All of this, Goldstein picks apart in utmost detail, granting non-specialists an understanding of Russian culinary culture and the influences upon it. Take Lotman’s reference to “bird’s milk.” He writes, in reference to a dinner held at the Yusupov table in 1837, that a guest commented on opulence by stating “’the only thing lacking was bird’s milk.’3”

That little “3” leads the reader to this gloss of Goldstein’s: [Bird’s milk, which represents the unattainable, is something of an idée fixe for Russians. In Soviet times, bird’s milk candies – small chocolate-enrobed bars with a soft marshmallow-like interior – were a so-called ‘deficit’ item; obtaining a box of the candies was considered a coup, nearly as unlikely as milking a bird. DG]

In addition to Goldstein’s commentaries, High Society Dinners includes an index of dishes served with the dates over the two-year period, offering readers an opportunity to track the ingredients used, their frequency, and seasonality (or not).

While High Society Dinners doesn’t offer readers the smooth reading of a beach novel or popular non-fiction, it opens up a window onto a historical period of great interest via detailed primary material not normally associated with food and culinary matters.
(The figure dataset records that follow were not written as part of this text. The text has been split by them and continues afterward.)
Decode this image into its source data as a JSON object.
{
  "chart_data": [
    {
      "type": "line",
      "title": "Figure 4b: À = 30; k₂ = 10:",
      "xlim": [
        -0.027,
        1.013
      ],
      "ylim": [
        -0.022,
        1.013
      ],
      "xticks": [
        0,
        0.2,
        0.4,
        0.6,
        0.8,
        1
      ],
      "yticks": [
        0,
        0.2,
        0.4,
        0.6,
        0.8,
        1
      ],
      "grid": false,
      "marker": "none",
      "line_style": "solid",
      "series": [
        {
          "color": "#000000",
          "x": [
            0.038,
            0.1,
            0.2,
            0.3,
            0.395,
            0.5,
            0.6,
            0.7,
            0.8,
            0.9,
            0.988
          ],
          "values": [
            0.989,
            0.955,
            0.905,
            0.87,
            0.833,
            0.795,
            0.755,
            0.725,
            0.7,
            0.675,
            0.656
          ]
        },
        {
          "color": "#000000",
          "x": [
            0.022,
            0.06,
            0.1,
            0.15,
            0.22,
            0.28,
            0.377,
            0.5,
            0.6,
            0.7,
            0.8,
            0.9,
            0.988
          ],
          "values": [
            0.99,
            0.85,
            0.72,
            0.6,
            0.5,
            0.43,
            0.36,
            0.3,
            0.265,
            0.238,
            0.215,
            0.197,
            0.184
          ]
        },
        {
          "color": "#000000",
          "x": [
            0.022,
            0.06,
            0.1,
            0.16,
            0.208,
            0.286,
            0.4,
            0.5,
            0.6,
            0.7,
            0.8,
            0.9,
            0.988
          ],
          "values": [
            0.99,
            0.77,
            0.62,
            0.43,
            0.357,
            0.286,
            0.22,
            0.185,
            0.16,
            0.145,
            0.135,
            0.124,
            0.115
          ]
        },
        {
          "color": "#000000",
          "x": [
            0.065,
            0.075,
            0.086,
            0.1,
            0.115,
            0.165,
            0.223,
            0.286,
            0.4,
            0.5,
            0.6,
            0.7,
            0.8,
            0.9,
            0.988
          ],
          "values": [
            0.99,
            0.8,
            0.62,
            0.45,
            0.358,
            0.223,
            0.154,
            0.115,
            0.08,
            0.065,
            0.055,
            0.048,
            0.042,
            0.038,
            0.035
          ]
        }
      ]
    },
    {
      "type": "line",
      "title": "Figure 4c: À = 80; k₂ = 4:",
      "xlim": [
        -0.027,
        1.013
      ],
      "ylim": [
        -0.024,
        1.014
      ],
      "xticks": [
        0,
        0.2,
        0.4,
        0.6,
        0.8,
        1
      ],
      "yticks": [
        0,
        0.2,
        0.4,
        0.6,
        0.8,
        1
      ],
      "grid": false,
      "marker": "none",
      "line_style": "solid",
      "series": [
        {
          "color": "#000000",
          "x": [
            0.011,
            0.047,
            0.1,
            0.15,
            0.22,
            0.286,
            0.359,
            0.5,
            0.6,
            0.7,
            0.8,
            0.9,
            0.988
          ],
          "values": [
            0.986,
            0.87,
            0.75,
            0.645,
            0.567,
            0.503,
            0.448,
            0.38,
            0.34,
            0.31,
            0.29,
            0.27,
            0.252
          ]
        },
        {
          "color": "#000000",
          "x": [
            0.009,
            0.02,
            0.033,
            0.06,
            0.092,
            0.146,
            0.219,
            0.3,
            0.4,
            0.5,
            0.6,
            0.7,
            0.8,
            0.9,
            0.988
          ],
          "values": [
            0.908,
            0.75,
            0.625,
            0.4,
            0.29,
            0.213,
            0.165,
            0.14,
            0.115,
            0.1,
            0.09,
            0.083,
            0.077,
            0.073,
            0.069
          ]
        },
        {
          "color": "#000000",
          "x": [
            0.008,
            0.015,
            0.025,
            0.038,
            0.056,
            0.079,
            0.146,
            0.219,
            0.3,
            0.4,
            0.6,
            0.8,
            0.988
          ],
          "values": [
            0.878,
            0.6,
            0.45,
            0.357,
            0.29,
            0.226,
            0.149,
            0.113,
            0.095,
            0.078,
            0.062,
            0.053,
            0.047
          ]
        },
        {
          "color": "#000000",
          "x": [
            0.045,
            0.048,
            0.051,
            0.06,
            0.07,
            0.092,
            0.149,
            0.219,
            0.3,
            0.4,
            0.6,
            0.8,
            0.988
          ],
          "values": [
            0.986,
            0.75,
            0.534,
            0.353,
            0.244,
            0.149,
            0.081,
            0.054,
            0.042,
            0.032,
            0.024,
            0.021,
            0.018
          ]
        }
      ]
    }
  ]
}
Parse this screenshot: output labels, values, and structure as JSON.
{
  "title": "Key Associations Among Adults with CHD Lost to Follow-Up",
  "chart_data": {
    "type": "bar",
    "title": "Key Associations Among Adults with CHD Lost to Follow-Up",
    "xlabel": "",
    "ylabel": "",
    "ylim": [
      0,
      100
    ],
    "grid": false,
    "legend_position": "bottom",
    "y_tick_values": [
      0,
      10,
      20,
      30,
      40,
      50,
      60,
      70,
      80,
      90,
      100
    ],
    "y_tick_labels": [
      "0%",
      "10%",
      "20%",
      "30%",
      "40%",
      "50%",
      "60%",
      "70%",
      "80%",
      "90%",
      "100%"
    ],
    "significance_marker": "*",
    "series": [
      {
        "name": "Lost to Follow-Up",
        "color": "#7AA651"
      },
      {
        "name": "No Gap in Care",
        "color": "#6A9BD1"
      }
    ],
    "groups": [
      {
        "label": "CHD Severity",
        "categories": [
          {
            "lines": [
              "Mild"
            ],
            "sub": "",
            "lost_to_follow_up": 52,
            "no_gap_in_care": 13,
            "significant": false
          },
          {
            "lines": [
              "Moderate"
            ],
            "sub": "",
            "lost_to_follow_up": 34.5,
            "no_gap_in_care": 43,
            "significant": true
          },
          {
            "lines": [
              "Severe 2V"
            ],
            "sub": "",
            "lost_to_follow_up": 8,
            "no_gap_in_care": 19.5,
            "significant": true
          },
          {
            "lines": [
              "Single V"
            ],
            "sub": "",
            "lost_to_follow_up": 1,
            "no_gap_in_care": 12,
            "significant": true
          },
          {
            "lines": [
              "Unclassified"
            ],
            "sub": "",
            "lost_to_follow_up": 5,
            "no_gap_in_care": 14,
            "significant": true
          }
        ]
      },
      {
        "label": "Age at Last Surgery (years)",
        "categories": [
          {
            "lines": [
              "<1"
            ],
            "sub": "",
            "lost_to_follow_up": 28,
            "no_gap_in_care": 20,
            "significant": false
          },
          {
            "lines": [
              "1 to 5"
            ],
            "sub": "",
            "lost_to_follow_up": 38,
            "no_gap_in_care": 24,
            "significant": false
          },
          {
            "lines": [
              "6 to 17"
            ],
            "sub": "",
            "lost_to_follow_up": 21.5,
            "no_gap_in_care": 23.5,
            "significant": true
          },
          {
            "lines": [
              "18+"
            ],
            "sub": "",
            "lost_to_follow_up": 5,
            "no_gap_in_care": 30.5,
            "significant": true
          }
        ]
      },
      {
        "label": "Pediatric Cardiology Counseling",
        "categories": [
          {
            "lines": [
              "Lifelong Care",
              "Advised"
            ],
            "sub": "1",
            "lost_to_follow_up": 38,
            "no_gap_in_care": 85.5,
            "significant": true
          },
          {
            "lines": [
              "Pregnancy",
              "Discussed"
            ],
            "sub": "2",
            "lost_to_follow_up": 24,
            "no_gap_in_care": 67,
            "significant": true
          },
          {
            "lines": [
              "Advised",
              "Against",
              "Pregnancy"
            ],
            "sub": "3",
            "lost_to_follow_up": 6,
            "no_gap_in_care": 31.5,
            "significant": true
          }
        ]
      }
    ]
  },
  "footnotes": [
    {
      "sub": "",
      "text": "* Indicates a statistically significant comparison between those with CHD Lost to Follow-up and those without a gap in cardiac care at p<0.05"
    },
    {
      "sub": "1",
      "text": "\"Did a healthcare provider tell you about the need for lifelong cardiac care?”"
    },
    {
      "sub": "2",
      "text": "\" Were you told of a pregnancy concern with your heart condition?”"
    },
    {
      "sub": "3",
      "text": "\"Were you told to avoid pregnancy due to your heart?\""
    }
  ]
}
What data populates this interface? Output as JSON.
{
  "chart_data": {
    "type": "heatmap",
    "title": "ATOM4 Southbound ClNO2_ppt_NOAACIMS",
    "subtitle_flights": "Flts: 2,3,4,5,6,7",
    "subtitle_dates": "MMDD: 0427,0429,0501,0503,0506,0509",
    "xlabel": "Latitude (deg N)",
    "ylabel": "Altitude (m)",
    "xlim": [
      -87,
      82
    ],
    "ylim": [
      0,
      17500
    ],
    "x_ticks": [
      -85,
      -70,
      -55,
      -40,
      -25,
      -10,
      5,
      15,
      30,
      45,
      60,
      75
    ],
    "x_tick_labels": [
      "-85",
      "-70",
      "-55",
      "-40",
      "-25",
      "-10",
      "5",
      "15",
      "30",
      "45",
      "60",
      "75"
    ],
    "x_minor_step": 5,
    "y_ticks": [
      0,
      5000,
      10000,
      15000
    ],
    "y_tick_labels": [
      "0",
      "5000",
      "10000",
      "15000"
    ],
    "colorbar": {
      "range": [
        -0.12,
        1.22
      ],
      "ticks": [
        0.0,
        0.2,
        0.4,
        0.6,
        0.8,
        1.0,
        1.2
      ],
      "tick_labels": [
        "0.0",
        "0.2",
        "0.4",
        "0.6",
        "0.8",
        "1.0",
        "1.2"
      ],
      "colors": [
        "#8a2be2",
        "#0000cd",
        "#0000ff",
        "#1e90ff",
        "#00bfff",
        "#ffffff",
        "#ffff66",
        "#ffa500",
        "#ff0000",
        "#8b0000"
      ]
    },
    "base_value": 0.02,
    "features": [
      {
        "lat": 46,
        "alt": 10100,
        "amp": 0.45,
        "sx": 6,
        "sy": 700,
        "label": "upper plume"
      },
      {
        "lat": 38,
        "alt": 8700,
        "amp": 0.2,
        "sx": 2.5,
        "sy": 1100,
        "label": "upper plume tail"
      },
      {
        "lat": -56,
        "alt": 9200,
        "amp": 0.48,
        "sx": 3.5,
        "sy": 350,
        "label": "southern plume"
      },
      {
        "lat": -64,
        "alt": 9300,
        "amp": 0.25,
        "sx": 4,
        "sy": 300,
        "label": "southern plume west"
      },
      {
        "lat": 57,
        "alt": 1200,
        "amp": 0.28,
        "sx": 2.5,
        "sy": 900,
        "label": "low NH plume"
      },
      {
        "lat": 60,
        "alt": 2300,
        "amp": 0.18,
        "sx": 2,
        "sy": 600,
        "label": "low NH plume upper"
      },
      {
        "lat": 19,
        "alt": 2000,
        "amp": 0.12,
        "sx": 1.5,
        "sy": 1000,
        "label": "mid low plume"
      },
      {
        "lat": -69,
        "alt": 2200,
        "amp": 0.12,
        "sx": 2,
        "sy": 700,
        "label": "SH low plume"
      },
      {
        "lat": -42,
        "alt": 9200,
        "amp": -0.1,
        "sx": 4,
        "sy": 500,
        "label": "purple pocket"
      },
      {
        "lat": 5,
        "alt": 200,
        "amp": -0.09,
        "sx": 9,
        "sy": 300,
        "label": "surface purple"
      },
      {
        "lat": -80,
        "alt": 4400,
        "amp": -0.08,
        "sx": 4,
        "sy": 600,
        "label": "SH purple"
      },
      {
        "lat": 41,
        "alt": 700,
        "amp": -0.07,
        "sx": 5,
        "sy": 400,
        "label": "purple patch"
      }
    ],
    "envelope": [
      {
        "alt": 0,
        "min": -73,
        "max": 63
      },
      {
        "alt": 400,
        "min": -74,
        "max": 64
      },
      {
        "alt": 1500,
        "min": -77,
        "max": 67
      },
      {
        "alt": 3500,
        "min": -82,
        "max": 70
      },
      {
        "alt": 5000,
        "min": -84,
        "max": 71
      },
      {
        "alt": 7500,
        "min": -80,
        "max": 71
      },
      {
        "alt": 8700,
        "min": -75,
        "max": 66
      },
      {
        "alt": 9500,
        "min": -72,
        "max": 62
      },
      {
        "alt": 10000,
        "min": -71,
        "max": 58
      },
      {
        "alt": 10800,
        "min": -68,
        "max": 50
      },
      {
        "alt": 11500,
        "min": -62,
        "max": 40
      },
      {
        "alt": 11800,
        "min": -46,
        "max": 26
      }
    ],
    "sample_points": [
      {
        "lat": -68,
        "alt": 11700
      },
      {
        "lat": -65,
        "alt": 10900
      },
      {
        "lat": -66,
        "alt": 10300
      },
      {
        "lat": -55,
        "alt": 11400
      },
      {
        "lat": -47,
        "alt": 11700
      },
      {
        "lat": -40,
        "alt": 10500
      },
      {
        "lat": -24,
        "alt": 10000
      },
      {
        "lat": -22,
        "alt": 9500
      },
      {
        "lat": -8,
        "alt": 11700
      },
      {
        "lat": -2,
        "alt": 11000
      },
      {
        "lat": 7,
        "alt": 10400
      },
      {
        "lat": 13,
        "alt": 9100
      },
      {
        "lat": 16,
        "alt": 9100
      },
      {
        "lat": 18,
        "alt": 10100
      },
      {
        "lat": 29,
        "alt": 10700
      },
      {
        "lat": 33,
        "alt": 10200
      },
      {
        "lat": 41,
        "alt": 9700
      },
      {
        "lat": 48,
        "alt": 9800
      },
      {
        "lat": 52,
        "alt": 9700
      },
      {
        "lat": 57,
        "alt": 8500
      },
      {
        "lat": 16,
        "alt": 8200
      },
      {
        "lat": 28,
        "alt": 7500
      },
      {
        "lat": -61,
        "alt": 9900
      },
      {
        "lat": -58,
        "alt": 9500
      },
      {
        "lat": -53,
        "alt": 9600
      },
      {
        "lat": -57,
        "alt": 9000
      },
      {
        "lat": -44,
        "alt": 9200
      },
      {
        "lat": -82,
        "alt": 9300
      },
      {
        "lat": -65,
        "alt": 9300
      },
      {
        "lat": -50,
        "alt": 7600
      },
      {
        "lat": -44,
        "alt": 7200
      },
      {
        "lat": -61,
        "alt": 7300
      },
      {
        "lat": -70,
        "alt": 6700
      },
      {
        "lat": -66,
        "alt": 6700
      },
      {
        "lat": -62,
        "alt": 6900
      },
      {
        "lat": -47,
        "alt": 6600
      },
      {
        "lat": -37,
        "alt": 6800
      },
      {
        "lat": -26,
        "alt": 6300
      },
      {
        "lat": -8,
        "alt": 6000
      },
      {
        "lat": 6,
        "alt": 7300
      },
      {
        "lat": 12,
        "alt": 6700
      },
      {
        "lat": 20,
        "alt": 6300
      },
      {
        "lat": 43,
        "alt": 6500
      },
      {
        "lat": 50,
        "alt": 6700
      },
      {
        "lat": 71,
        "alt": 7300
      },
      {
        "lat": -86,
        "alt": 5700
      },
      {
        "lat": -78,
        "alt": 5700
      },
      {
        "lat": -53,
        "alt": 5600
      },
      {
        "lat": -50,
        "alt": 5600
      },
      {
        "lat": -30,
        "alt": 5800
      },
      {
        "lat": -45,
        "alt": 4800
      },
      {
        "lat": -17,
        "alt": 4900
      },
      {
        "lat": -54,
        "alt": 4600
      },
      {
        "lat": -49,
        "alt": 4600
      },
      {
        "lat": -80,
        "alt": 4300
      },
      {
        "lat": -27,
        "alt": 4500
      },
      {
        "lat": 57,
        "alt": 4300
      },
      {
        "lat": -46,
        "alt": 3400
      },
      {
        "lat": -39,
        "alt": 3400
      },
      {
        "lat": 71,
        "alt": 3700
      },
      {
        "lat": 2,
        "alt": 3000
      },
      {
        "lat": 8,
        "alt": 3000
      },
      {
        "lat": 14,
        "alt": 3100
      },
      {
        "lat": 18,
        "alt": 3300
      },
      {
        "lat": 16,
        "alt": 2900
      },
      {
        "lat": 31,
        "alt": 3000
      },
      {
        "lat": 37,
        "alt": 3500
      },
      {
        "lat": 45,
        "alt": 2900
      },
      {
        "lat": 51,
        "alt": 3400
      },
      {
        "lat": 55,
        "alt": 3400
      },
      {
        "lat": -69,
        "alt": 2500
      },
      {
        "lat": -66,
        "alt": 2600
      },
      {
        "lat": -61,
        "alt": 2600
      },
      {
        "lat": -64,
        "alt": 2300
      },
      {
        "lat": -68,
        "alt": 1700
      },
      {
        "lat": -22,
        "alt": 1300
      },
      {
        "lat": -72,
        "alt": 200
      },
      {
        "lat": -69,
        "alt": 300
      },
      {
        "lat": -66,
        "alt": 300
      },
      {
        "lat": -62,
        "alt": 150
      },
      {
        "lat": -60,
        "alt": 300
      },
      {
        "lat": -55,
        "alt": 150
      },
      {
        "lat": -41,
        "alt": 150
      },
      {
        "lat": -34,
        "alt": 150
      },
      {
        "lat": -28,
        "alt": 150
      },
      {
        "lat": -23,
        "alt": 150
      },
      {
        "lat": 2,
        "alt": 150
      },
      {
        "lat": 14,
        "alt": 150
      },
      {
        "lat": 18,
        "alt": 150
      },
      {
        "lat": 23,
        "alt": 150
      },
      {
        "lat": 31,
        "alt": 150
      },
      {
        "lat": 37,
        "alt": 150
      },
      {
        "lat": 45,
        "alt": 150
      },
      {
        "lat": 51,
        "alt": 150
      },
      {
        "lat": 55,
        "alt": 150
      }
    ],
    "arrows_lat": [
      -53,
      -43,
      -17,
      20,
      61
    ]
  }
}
The importance of High Society Dinners also lies in the methodology demonstrated by the working team of translator and editor. High Society Dinners will be referred to many times in the future as a model for translating non-English food- and culinary-history material. Tom Jaine of Prospect Books, Marian Schwartz, and Darra Goldstein deserve many accolades.

*Some of Montanari’s books have been translated into English.

**For more on this, see ”Linguistic and Cultural Issues in Literary Translation,” by Mohammed Albakry (Translation Journal 8(3), July 2004.)